In the high-tech Los Angeles of the near future, Theodore (Joaquin Phoenix) earns a living by making people happy, by composing touching, bespoke personal letters.

But Theodore himself lives alone and lonely, unable to move forward after a broken relationship.

A technology "early adopter", one day he decides to test-run a new personal organiser, whose operating system is an artificial intelligence that listens, understands and empathises with its owner. Sam, as she's known, is secretary, proof reader, companion and confidante; she is super-smart, funny and has the sexy whisky voice of Scarlett Johansson. Theodore falls in love.
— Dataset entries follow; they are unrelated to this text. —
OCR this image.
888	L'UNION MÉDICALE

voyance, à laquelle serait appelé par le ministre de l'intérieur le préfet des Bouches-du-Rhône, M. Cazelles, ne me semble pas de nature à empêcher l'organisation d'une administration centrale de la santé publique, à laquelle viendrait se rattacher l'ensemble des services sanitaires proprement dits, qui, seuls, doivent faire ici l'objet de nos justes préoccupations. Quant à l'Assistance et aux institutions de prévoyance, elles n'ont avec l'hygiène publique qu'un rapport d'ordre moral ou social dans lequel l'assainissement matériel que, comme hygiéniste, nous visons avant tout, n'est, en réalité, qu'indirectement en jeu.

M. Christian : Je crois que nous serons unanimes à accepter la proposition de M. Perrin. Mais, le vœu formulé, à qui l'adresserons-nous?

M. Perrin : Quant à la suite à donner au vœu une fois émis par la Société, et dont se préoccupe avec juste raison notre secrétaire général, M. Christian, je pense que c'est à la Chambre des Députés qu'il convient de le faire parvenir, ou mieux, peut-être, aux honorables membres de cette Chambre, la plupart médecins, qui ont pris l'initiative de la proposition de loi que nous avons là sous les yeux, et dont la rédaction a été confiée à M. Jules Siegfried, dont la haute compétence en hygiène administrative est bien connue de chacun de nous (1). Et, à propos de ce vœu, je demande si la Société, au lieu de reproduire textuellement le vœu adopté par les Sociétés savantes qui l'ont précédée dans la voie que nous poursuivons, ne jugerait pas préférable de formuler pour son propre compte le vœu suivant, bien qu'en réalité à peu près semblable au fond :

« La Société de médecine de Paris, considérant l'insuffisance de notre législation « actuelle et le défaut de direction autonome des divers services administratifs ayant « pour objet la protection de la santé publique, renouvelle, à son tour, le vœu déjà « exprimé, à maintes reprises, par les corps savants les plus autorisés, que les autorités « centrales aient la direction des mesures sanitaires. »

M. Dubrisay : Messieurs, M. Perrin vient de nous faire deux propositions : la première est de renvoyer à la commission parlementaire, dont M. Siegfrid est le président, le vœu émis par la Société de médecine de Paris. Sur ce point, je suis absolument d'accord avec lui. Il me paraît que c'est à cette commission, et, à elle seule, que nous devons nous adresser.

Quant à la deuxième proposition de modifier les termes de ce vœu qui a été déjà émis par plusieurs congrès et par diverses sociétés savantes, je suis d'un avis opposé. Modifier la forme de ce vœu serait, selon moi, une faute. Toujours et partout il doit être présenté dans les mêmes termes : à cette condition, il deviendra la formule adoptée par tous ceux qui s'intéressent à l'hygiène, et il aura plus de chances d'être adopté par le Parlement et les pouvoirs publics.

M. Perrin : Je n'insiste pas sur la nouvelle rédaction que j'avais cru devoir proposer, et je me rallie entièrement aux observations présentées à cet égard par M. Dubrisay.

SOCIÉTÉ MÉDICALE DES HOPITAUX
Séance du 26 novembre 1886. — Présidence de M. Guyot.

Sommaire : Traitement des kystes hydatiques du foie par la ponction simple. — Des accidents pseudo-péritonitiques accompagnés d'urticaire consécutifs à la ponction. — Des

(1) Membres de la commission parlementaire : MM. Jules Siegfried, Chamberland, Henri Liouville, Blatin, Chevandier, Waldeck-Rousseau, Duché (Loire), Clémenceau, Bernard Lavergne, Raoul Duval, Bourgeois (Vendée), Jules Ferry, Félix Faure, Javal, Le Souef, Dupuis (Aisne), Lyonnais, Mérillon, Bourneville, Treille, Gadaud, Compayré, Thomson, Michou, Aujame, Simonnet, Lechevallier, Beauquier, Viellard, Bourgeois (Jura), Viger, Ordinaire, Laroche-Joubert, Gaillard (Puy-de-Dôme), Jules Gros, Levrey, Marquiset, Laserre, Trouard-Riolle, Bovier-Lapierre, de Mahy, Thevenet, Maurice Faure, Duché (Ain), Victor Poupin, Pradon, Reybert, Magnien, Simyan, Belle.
Actually, it's mutual. Her is a love story between a man and a device the size of a mobile phone. As with Spike Jonze's previous films, Being John Malkovich and Adaptation, much of the pleasure derives from a preposterous situation treated as being near-normal by its protagonists, and which we, then, also begin to accept.

The love affair between Theodore and Sam plays like any affair between people - with courtship, flirting, passion, growing intimacy, eventually jealousy and mistrust.
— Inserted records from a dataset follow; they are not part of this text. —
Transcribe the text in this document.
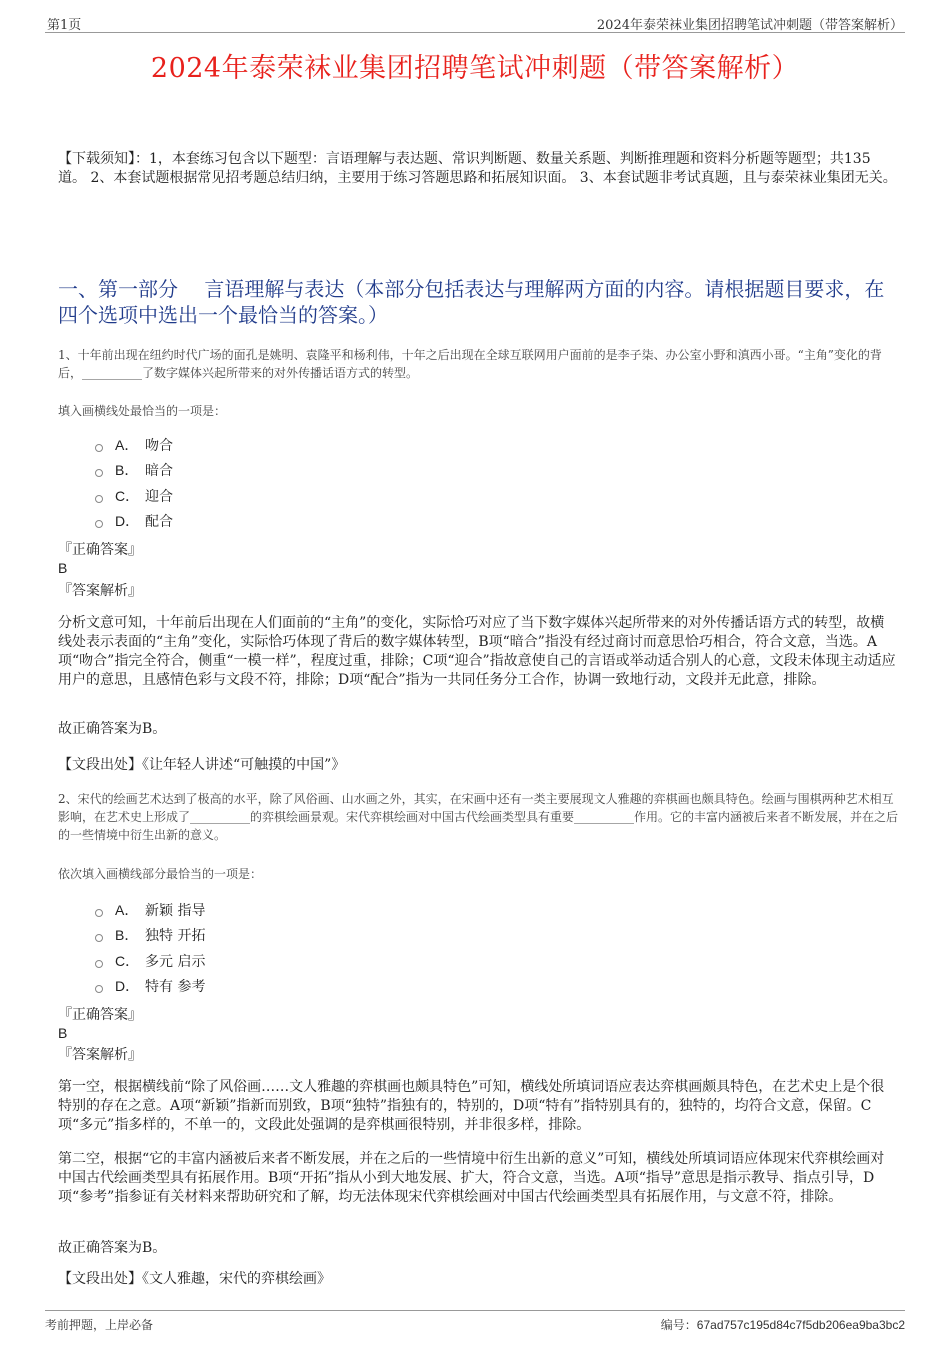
第1页	2024年泰荣袜业集团招聘笔试冲刺题（带答案解析）
2024年泰荣袜业集团招聘笔试冲刺题（带答案解析）
【下载须知】：1，本套练习包含以下题型：言语理解与表达题、常识判断题、数量关系题、判断推理题和资料分析题等题型；共135道。 2、本套试题根据常见招考题总结归纳，主要用于练习答题思路和拓展知识面。 3、本套试题非考试真题，且与泰荣袜业集团无关。
一、第一部分　 言语理解与表达（本部分包括表达与理解两方面的内容。请根据题目要求，在四个选项中选出一个最恰当的答案。）
1、十年前出现在纽约时代广场的面孔是姚明、袁隆平和杨利伟，十年之后出现在全球互联网用户面前的是李子柒、办公室小野和滇西小哥。“主角”变化的背后，__________了数字媒体兴起所带来的对外传播话语方式的转型。
填入画横线处最恰当的一项是：
A． 吻合
B． 暗合
C． 迎合
D． 配合
『正确答案』
B
『答案解析』
分析文意可知，十年前后出现在人们面前的“主角”的变化，实际恰巧对应了当下数字媒体兴起所带来的对外传播话语方式的转型，故横线处表示表面的“主角”变化，实际恰巧体现了背后的数字媒体转型，B项“暗合”指没有经过商讨而意思恰巧相合，符合文意，当选。A项“吻合”指完全符合，侧重“一模一样”，程度过重，排除；C项“迎合”指故意使自己的言语或举动适合别人的心意，文段未体现主动适应用户的意思，且感情色彩与文段不符，排除；D项“配合”指为一共同任务分工合作，协调一致地行动，文段并无此意，排除。
故正确答案为B。
【文段出处】《让年轻人讲述“可触摸的中国”》
2、宋代的绘画艺术达到了极高的水平，除了风俗画、山水画之外，其实，在宋画中还有一类主要展现文人雅趣的弈棋画也颇具特色。绘画与围棋两种艺术相互影响，在艺术史上形成了__________的弈棋绘画景观。宋代弈棋绘画对中国古代绘画类型具有重要__________作用。它的丰富内涵被后来者不断发展，并在之后的一些情境中衍生出新的意义。
依次填入画横线部分最恰当的一项是：
A． 新颖 指导
B． 独特 开拓
C． 多元 启示
D． 特有 参考
『正确答案』
B
『答案解析』
第一空，根据横线前“除了风俗画……文人雅趣的弈棋画也颇具特色”可知，横线处所填词语应表达弈棋画颇具特色，在艺术史上是个很特别的存在之意。A项“新颖”指新而别致，B项“独特”指独有的，特别的，D项“特有”指特别具有的，独特的，均符合文意，保留。C项“多元”指多样的，不单一的，文段此处强调的是弈棋画很特别，并非很多样，排除。
第二空，根据“它的丰富内涵被后来者不断发展，并在之后的一些情境中衍生出新的意义”可知，横线处所填词语应体现宋代弈棋绘画对中国古代绘画类型具有拓展作用。B项“开拓”指从小到大地发展、扩大，符合文意，当选。A项“指导”意思是指示教导、指点引导，D项“参考”指参证有关材料来帮助研究和了解，均无法体现宋代弈棋绘画对中国古代绘画类型具有拓展作用，与文意不符，排除。
故正确答案为B。
【文段出处】《文人雅趣，宋代的弈棋绘画》
考前押题，上岸必备	编号：67ad757c195d84c7f5db206ea9ba3bc2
"I'm not in a place to commit right now," says he at one point, reflecting the reasons he's alone in the first place. "It doesn't change the way I feel about you," says she, when revealing an interesting aspect of her growing capabilities. And so, as well as being very strange, this is a lovely, clever, complex film about everyday things that govern relationships - commitment, constancy, openness, give and take.

After his brutal, scary performance last year in The Master, Phoenix breaks your heart as the sweet Theodore, while Johansson does wonders with her voice-only assignment. Rooney Mara, Olivia Wilde and Amy Adams are the flesh-and-blood women who, respectively, have been, would like to be, and ought to be part of Theodore's life.